Best way to extract an item from a set of len 1

[Christophe]

Alex Martelli a écrit :
> Fredrik Lundh <fredrik at pythonware.com> wrote:
>    ...
> 
>>the obvious solution is
>>
>>    item = list(s)[0]
>>
>>but that seems to be nearly twice as slow as [x for x in s][0]
>>under 2.4.  hmm. 
> 
> 
> Funny, and true on my laptop too:
> 
> helen:~ alex$ python -mtimeit -s's=set([23])' 'x=list(s)[0]'
> 100000 loops, best of 3: 2.55 usec per loop

That's probably because of the name lookup needed for "list"

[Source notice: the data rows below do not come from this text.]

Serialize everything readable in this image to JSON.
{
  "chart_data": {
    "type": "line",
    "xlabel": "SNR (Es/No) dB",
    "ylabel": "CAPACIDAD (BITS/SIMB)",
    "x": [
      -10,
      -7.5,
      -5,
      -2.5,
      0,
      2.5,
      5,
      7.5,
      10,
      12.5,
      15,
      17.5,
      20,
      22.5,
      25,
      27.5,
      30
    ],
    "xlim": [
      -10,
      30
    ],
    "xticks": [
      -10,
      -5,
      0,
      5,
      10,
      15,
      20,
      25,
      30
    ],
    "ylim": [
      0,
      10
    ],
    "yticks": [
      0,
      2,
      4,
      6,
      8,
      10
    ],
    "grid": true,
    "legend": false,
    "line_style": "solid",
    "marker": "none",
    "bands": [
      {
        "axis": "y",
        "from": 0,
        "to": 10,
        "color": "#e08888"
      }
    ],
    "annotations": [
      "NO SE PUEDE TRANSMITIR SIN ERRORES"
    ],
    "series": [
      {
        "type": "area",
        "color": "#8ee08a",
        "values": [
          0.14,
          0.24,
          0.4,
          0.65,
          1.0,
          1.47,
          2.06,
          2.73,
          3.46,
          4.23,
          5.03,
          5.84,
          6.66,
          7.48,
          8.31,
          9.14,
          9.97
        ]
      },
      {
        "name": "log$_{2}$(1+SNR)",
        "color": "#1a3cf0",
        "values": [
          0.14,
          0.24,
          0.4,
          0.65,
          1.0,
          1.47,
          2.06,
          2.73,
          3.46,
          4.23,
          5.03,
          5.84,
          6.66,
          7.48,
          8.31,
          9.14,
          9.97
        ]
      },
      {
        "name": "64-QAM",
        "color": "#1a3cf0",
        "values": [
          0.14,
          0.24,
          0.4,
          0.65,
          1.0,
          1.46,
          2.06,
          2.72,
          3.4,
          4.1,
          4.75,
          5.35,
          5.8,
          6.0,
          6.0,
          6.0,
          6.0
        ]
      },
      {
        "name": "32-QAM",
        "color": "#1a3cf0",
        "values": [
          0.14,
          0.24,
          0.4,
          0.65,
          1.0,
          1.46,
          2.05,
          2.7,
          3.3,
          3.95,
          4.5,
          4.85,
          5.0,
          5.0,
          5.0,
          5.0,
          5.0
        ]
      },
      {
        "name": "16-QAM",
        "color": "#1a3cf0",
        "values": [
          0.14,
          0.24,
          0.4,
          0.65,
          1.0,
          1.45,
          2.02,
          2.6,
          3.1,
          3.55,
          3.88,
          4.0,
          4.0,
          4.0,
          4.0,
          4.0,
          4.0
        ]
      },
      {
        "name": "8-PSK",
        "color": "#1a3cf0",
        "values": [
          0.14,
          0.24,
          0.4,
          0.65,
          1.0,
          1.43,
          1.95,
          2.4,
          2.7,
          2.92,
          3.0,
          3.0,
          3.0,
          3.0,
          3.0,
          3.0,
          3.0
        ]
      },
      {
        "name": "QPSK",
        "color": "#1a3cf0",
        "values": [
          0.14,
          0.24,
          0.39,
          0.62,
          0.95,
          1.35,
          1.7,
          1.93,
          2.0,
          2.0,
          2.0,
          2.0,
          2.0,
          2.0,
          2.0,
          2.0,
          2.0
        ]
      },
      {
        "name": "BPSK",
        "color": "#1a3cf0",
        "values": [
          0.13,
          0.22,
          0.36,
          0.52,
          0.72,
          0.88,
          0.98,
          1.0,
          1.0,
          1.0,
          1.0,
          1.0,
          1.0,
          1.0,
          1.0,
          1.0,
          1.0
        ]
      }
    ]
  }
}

> helen:~ alex$ python -mtimeit -s's=set([23])' 'x=[x for x in s][0]'
> 100000 loops, best of 3: 1.48 usec per loop
> helen:~ alex$ python -mtimeit -s's=set([23])' '[x for x in s]'
> 1000000 loops, best of 3: 1.36 usec per loop
> 
> Exploiting the design defect whereby a LC leaves variables bound can
> shave another few percents off it, as shown.
> 
> 
>>here's a faster variant:
>>
>>    item = iter(s).next()
> 
> 
> Not all that fast here:
> 
> helen:~ alex$ python -mtimeit -s's=set([23])' 'x=iter(s).next()'
> 100000 loops, best of 3: 1.71 usec per loop

That's probably because of the 2 name lookups needed :) "iter" and "next"

>>but at least on my machine, your two-step solution
>>
>>    item = s.pop(); s.add(item)
>>seems to be even faster.
> 
> 
> Not really, here:
> 
> helen:~ alex$ python -mtimeit -s's=set([23])' 'x=s.pop();s.add(x)'
> 100000 loops, best of 3: 1.49 usec per loop
> 
> No joy from several variations on transform-and-pop:
> 
> helen:~ alex$ python -mtimeit -s's=set([23])' 'x=set(s).pop()'    
> 100000 loops, best of 3: 2.21 usec per loop
> helen:~ alex$ python -mtimeit -s's=set([23])' 'x=list(s).pop()'
> 100000 loops, best of 3: 3.2 usec per loop
> helen:~ alex$ python -mtimeit -s's=set([23])' 'x=tuple(s)[0]'
> 100000 loops, best of 3: 1.79 usec per loop
> 
> 
> Fastest I've found is unpacking-assignment:
> 
> helen:~ alex$ python -mtimeit -s's=set([23])' 'x,=s'          
> 1000000 loops, best of 3: 0.664 usec per loop
> 
> 
> Alex